20 ans séparent Nora Back, la future présidente de l’OGBL, d’André Roeltgen, qui va s’investir complètement dans la préparation du congrès de décembre. L’actuelle secrétaire générale dit vouloir « assumer ses responsabilités », alors que ce changement à la tête du principal syndicat national vient bien plus tôt que prévu. (Photos : woxx)

Avant d’annoncer à la conférence de presse de mardi dernier son intention de céder la présidence de l’OGBL lors d’un congrès prévu pour décembre, André Roeltgen a expliqué en long et en large pourquoi, d’après lui, son résultat personnel décevant pour les élections de la Chambre des salarié-e-s (CSL), mais aussi le résultat global tant au niveau de la CSL que des délégations du personnel dans les entreprises, ne devraient justement pas inciter le plus grand syndicat luxembourgeois à opérer un tel changement à sa tête.

Autour de 92,5 pour cent des votes en faveur de l’OGBL proviennent de suffrages de liste : moins d’un électeur ou d’une électrice sur dix qui a préféré l’OGBL lors de l’élection de la CSL a procédé à des votes préférentiels pour des candidat-e-s individuel-le-s inscrit-e-s sur la liste. Sans vouloir minimiser le succès personnel de Nora Back, Roeltgen a constaté que seules quelque 1.200 voix le séparent ainsi de la première élue dans le fameux groupe 5, « salariés appartenant au secteur des services ainsi qu’aux autres branches non spécialement dénommées », et que même le dernier suppléant de l’OGBL engrange plus de voix que le premier élu du LCGB.

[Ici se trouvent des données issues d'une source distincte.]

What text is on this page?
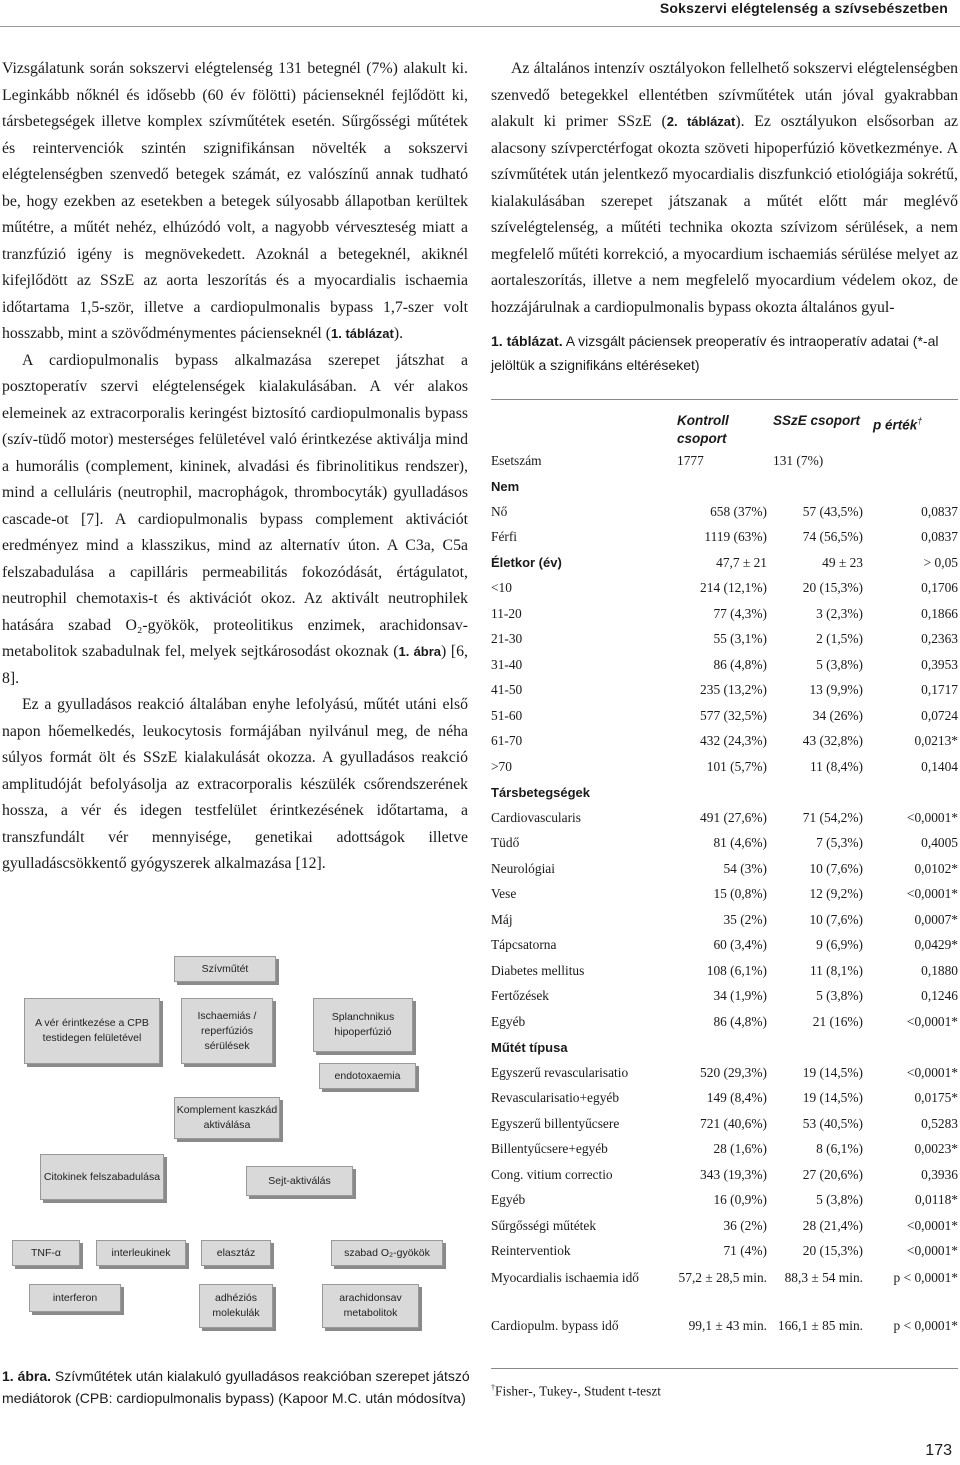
Sokszervi elégtelenség a szívsebészetben

Vizsgálatunk során sokszervi elégtelenség 131 betegnél (7%) alakult ki. Leginkább nőknél és idősebb (60 év fölötti) pácienseknél fejlődött ki, társbetegségek illetve komplex szívműtétek esetén. Sűrgősségi műtétek és reintervenciók szintén szignifikánsan növelték a sokszervi elégtelenségben szenvedő betegek számát, ez valószínű annak tudható be, hogy ezekben az esetekben a betegek súlyosabb állapotban kerültek műtétre, a műtét nehéz, elhúzódó volt, a nagyobb vérveszteség miatt a tranzfúzió igény is megnövekedett. Azoknál a betegeknél, akiknél kifejlődött az SSzE az aorta leszorítás és a myocardialis ischaemia időtartama 1,5-ször, illetve a cardiopulmonalis bypass 1,7-szer volt hosszabb, mint a szövődménymentes pácienseknél (1. táblázat).

A cardiopulmonalis bypass alkalmazása szerepet játszhat a posztoperatív szervi elégtelenségek kialakulásában. A vér alakos elemeinek az extracorporalis keringést biztosító cardiopulmonalis bypass (szív-tüdő motor) mesterséges felületével való érintkezése aktiválja mind a humorális (complement, kininek, alvadási és fibrinolitikus rendszer), mind a celluláris (neutrophil, macrophágok, thrombocyták) gyulladásos cascade-ot [7]. A cardiopulmonalis bypass complement aktivációt eredményez mind a klasszikus, mind az alternatív úton. A C3a, C5a felszabadulása a capilláris permeabilitás fokozódását, értágulatot, neutrophil chemotaxis-t és aktivációt okoz. Az aktivált neutrophilek hatására szabad O₂-gyökök, proteolitikus enzimek, arachidonsav-metabolitok szabadulnak fel, melyek sejtkárosodást okoznak (1. ábra) [6, 8].

Ez a gyulladásos reakció általában enyhe lefolyású, műtét utáni első napon hőemelkedés, leukocytosis formájában nyilvánul meg, de néha súlyos formát ölt és SSzE kialakulását okozza. A gyulladásos reakció amplitudóját befolyásolja az extracorporalis készülék csőrendszerének hossza, a vér és idegen testfelület érintkezésének időtartama, a transzfundált vér mennyisége, genetikai adottságok illetve gyulladáscsökkentő gyógyszerek alkalmazása [12].

Szívműtét
A vér érintkezése a CPB testidegen felületével
Ischaemiás / reperfúziós sérülések
Splanchnikus hipoperfúzió
endotoxaemia
Komplement kaszkád aktiválása
Citokinek felszabadulása	Sejt-aktiválás
TNF-α	interleukinek	elasztáz	szabad O₂-gyökök
interferon	adhéziós molekulák
arachidonsav metabolitok
1. ábra. Szívműtétek után kialakuló gyulladásos reakcióban szerepet játszó mediátorok (CPB: cardiopulmonalis bypass) (Kapoor M.C. után módosítva)

Az általános intenzív osztályokon fellelhető sokszervi elégtelenségben szenvedő betegekkel ellentétben szívműtétek után jóval gyakrabban alakult ki primer SSzE (2. táblázat). Ez osztályukon elsősorban az alacsony szívperctérfogat okozta szöveti hipoperfúzió következménye. A szívműtétek után jelentkező myocardialis diszfunkció etiológiája sokrétű, kialakulásában szerepet játszanak a műtét előtt már meglévő szívelégtelenség, a műtéti technika okozta szívizom sérülések, a nem megfelelő műtéti korrekció, a myocardium ischaemiás sérülése melyet az aortaleszorítás, illetve a nem megfelelő myocardium védelem okoz, de hozzájárulnak a cardiopulmonalis bypass okozta általános gyul-

1. táblázat. A vizsgált páciensek preoperatív és intraoperatív adatai (*-al jelöltük a szignifikáns eltéréseket)
	Kontroll csoport	SSzE csoport	p érték†
Esetszám	1777	131 (7%)	
Nem			
Nő	658 (37%)	57 (43,5%)	0,0837
Férfi	1119 (63%)	74 (56,5%)	0,0837
Életkor (év)	47,7 ± 21	49 ± 23	> 0,05
<10	214 (12,1%)	20 (15,3%)	0,1706
11-20	77 (4,3%)	3 (2,3%)	0,1866
21-30	55 (3,1%)	2 (1,5%)	0,2363
31-40	86 (4,8%)	5 (3,8%)	0,3953
41-50	235 (13,2%)	13 (9,9%)	0,1717
51-60	577 (32,5%)	34 (26%)	0,0724
61-70	432 (24,3%)	43 (32,8%)	0,0213*
>70	101 (5,7%)	11 (8,4%)	0,1404
Társbetegségek			
Cardiovascularis	491 (27,6%)	71 (54,2%)	<0,0001*
Tüdő	81 (4,6%)	7 (5,3%)	0,4005
Neurológiai	54 (3%)	10 (7,6%)	0,0102*
Vese	15 (0,8%)	12 (9,2%)	<0,0001*
Máj	35 (2%)	10 (7,6%)	0,0007*
Tápcsatorna	60 (3,4%)	9 (6,9%)	0,0429*
Diabetes mellitus	108 (6,1%)	11 (8,1%)	0,1880
Fertőzések	34 (1,9%)	5 (3,8%)	0,1246
Egyéb	86 (4,8%)	21 (16%)	<0,0001*
Műtét típusa			
Egyszerű revascularisatio	520 (29,3%)	19 (14,5%)	<0,0001*
Revascularisatio+egyéb	149 (8,4%)	19 (14,5%)	0,0175*
Egyszerű billentyűcsere	721 (40,6%)	53 (40,5%)	0,5283
Billentyűcsere+egyéb	28 (1,6%)	8 (6,1%)	0,0023*
Cong. vitium correctio	343 (19,3%)	27 (20,6%)	0,3936
Egyéb	16 (0,9%)	5 (3,8%)	0,0118*
Sűrgősségi műtétek	36 (2%)	28 (21,4%)	<0,0001*
Reinterventiok	71 (4%)	20 (15,3%)	<0,0001*
Myocardialis ischaemia idő	57,2 ± 28,5 min.	88,3 ± 54 min.	p < 0,0001*
Cardiopulm. bypass idő	99,1 ± 43 min.	166,1 ± 85 min.	p < 0,0001*
†Fisher-, Tukey-, Student t-teszt
173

« Qui sont donc ceux et celles qui décident de la façon dont l’OGBL devrait s’organiser pour mener sa bataille en tant que syndicat ? », s’est demandé Roeltgen, alors que le panachage entre listes, si particulier à un système de vote copié sur le modèle des élections législatives luxembourgeoises, donne plus de poids aux électrices et électeurs moins en phase avec le syndicat qu’à ceux et celles qui l’appuient à 100 pour cent.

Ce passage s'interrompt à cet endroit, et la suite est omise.